JÁ REPARARAM COMO É BOM DIZER
"O ANO PASSADO"?
Já repararam como é bom dizer "o ano passado"? É como
quem já tivesse atravessado um rio, deixando tudo na outra margem...Tudo sim,
tudo mesmo! Porque, embora nesse "tudo" se incluam algumas ilusões, a
alma está leve, livre, numa extraordinária sensação de alívio, como só se
poderiam sentir as almas desencarnadas.
Mas no ano passado, como eu ia dizendo, ou mais
precisamente, no último dia do ano passado deparei com um despacho da
“Associeted Press” em que, depois de anunciado como se comemoraria nos diversos
países da Europa a chegada do Ano Novo, informava-se o seguinte, que bem merece
um parágrafo à parte:
"Na Itália, quando soarem os sinos à meia-noite, todo mundo atirará pelas
janelas as panelas velhas e os vasos rachados".
Óptimo! O meu ímpeto, modesto mas sincero, foi atirar-me eu próprio pela
janela, tendo apenas no bolso, à guisa de explicação para as autoridades, um
recorte do referido despacho.
Mas seria levar muito longe uma simples metáfora, aliás
praticamente irrealizável, porque resido num andar térreo. E, por outro lado,
metáforas a gente não faz para a Polícia, que só quer saber de coisas
concretas. Metáforas são para aproveitar em versos...

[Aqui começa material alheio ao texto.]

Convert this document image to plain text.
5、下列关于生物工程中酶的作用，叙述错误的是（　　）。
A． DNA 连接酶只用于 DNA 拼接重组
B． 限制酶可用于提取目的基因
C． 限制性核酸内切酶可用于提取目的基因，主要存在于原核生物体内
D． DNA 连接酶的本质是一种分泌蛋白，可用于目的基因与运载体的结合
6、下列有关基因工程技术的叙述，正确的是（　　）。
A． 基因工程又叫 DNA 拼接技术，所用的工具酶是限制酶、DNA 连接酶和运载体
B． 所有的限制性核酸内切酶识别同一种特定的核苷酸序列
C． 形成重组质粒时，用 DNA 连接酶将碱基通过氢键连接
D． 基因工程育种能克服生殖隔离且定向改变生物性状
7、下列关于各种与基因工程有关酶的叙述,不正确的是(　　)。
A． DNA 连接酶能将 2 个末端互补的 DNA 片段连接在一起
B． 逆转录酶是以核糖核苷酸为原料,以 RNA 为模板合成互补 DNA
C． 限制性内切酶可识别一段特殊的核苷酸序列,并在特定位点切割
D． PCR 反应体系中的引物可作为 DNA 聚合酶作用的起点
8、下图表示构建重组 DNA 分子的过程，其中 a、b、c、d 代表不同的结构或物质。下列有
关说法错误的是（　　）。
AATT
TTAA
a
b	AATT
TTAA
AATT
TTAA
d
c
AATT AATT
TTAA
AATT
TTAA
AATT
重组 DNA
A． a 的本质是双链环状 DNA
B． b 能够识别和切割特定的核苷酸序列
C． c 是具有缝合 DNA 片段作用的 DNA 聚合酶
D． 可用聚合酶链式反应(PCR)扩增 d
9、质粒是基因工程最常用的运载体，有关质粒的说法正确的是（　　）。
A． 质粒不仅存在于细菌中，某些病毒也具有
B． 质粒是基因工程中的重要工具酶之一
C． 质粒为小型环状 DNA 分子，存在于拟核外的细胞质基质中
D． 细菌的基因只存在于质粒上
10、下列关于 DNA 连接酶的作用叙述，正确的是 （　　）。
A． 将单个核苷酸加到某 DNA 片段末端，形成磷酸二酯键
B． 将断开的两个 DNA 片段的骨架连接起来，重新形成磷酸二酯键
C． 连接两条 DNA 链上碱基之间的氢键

Atirei-me, pois, metaforicamente, pela janela do tricentésimo-sexagésimo-quinto
andar do ano passado.
Morri? Não. Ressuscitei. Que isto da passagem de um ano para outro é um
corriqueiro fenómeno de morte e ressurreição - morte do ano velho e sua
ressurreição como ano novo, morte da nossa vida velha para uma vida nova.
MÁRIO QUINTANA (Rio Grande do Sul, Brasil, 1906-1994).